In March 1891, the San Francisco Examiner published a story alleging that Bruner was promised he would be able to appoint six San Francisco policemen for his aid in pushing through the police-force bill. The allegation was made that Bruner received the sum of $400 from one Thomas Stoley for the Assemblyman's recommendation that Stoley be appointed to the force.

In a dramatic scene on March 6, 1891, in the midst of a packed State Assembly chamber — even the State Senate had adjourned its session to allow members to view the proceedings — the 36-year-old Bruner denied the accusations and instead charged Andrew M. Lawrence, the Examiner's Sacramento reporter, with attempting to blackmail him. The Assembly voted to establish an investigative committee, and Lawrence said he would be relieved of his duties by the Examiner, at his own request.

The next day, another Examiner reporter, E. J. Stillwell, filed a suit in San Francisco stating that he himself had played the part of Thomas Stoley and had paid Bruner $400 for a job on the police force but "the lawmaker has failed to keep his contract and deliver the position".

Two weeks later, after a series of hearings, an Assembly investigating committee submitted both a majority and a minority report. The majority document, signed by members A. J. Bledsoe, A. J. Jackson, F. H. Gould and John R. Mathews, found Bruner had "the intention of selling a position on the police force of San Francisco and appropriating to the use of himself and accomplices the proceeds thereof". During the session, the Assembly dissolved into "the greatest confusion", with Bruner weeping and Speaker Frank Coombs splintering his gavel "in a wild attempt to restore something like order, and several ladies were borne from the chamber in a fainting condition".

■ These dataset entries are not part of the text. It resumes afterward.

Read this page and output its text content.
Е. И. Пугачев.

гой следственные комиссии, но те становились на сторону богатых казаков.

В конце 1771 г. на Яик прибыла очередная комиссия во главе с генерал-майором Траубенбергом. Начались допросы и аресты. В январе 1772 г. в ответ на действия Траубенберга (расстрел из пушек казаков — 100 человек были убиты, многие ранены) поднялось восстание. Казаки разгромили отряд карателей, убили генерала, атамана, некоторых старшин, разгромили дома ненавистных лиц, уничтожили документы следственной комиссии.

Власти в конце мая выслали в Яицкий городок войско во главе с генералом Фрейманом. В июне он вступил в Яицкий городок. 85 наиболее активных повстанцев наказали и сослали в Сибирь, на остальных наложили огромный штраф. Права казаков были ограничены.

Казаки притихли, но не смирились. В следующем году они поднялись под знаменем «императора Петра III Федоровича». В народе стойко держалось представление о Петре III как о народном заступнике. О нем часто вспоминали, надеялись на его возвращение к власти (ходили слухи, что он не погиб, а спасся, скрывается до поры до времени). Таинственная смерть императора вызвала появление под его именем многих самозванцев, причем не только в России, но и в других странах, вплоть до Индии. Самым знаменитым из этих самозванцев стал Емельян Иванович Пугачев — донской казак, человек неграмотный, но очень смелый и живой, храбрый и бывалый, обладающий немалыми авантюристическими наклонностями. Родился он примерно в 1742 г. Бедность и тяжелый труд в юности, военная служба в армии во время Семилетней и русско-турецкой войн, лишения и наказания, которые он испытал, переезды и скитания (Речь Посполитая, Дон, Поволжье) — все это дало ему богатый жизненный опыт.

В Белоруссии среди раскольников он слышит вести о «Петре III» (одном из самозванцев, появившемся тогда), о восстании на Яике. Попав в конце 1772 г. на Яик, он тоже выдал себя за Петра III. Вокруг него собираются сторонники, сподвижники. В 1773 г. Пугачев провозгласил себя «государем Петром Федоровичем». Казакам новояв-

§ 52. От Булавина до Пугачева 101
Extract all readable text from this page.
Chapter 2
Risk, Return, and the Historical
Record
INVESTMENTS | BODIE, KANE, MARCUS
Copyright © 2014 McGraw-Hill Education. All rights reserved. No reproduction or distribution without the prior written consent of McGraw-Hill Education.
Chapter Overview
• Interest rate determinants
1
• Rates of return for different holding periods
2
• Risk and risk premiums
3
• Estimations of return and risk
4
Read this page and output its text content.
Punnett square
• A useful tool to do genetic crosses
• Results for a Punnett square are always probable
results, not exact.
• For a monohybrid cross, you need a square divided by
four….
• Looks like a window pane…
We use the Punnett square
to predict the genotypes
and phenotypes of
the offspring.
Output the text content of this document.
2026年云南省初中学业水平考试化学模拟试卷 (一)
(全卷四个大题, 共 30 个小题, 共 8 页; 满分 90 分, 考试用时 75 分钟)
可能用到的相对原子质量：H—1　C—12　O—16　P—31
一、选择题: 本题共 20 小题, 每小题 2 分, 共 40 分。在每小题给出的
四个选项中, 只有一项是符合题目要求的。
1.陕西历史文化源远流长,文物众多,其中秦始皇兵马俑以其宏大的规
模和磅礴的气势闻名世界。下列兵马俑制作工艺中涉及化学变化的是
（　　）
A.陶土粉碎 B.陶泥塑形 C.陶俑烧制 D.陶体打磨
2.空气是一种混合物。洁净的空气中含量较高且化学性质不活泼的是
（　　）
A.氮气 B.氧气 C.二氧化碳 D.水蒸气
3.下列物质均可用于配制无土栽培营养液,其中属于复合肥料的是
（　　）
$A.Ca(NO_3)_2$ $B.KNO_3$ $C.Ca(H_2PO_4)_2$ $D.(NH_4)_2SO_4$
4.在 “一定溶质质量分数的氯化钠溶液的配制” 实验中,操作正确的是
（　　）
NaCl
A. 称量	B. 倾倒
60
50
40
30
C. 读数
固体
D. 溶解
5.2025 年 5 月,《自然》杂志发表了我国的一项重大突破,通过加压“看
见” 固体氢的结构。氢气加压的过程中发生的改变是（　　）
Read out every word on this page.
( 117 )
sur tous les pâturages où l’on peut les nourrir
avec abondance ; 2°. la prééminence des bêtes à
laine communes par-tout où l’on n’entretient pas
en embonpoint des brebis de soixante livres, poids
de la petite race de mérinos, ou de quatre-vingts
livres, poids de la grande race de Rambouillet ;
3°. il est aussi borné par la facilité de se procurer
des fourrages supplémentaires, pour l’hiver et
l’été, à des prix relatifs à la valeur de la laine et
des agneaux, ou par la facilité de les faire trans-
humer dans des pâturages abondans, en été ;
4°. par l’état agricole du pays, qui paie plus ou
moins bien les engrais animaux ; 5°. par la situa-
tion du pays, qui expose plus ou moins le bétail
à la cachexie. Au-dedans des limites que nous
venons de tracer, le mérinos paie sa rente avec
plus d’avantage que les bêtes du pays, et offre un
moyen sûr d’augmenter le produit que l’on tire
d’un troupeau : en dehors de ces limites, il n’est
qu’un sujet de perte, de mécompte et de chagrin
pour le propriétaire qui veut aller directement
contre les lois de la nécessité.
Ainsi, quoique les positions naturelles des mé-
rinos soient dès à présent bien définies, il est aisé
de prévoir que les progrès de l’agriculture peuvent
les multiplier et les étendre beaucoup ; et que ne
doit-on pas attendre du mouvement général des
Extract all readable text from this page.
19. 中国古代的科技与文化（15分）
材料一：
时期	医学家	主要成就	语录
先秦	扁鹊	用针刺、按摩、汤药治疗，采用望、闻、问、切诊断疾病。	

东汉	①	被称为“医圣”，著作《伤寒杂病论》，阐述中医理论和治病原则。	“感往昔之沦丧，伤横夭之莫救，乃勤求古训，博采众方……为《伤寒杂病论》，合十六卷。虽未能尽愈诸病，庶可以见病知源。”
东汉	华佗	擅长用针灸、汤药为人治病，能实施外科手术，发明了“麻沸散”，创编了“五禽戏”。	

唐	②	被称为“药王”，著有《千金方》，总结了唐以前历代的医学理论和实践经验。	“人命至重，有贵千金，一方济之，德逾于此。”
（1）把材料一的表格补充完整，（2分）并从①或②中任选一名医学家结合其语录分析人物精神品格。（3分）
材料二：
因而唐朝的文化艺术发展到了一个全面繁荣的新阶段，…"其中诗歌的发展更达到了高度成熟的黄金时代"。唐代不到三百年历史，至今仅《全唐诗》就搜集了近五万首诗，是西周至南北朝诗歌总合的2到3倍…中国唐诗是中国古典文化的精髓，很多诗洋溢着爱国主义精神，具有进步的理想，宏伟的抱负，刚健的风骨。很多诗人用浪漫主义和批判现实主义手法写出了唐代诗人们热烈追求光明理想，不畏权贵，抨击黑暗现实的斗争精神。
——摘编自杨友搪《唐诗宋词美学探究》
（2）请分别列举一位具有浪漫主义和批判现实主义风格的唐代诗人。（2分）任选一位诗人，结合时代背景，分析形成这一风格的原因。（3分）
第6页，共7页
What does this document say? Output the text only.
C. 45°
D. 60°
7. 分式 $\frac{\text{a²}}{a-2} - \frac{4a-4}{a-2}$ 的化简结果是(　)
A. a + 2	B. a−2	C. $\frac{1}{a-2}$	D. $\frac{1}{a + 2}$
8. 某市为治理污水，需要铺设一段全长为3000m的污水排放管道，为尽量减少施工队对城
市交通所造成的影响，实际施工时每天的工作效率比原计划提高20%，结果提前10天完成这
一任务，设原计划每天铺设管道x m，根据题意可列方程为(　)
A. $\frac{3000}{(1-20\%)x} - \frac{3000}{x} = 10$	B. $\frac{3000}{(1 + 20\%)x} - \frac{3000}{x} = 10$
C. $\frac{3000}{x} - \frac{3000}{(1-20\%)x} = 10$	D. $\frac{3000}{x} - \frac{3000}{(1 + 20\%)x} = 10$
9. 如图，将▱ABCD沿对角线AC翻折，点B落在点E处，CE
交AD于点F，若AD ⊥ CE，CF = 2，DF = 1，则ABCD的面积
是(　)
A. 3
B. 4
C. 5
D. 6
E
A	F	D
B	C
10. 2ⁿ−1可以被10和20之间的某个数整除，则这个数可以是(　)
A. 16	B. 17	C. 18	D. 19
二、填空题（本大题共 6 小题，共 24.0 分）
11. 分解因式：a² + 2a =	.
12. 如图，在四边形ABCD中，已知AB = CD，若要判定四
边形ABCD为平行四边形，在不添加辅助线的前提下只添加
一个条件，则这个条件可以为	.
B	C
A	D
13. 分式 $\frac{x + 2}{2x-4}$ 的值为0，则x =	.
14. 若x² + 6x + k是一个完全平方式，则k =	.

On March 24, however, the Assembly, by a vote of 40–21, rejected the majority report and adopted the minority report, which cleared Bruner of any wrongdoing except "culpable negligence in failing to confide the whole matter to some of his many friends in the Assembly" and opined that "he is deserving of the censure of this Assembly in not having secured himself and the body of which he is a member against the scandal which has been spread broadcast over the State".

The Examiner returned to the attack in June 1891, claiming that Bruner had been promised $1,000 by "ticket brokers" for his help in squelching a bill "designed to abolish the ticket-scalping business". And in October of that year Bruner was indicted by a San Francisco grand jury — one count of perjury committed while giving testimony and the other of malfeasance in office, in connection with a claim by a San Francisco ticket broker that Bruner, "in connection with McCall of Alameda" had attempted to blackmail him out of $1,000. The prosecution failed, however, when the State Supreme Court ruled that the grand jury had been improperly chosen. A new grand jury was impaneled in January 1892 but was discharged in April when it could not agree on what to do about Bruner.

In April 1892, however, warrants were issued in San Francisco on the complaint of John P. Dunn charging Bruner and former Assembly member J.E. McCall with asking a $1,000 bribe from Adolph Ottinger, a "ticket scalper", to defeat an Assembly bill titled "An Act to Prevent Fraud on Travelers". After trial, the jury disagreed, and in February 1893 a judge dismissed all charges in the case.

===Territory of Alaska===
In 1903, Bruner moved to Nome, Alaska Territory where he practiced law. In 1912, Bruner was elected to the Alaska Territorial Senate as an independent, and served until his death in 1915.

He died in Byron, California, where he had gone to recuperate from health problems.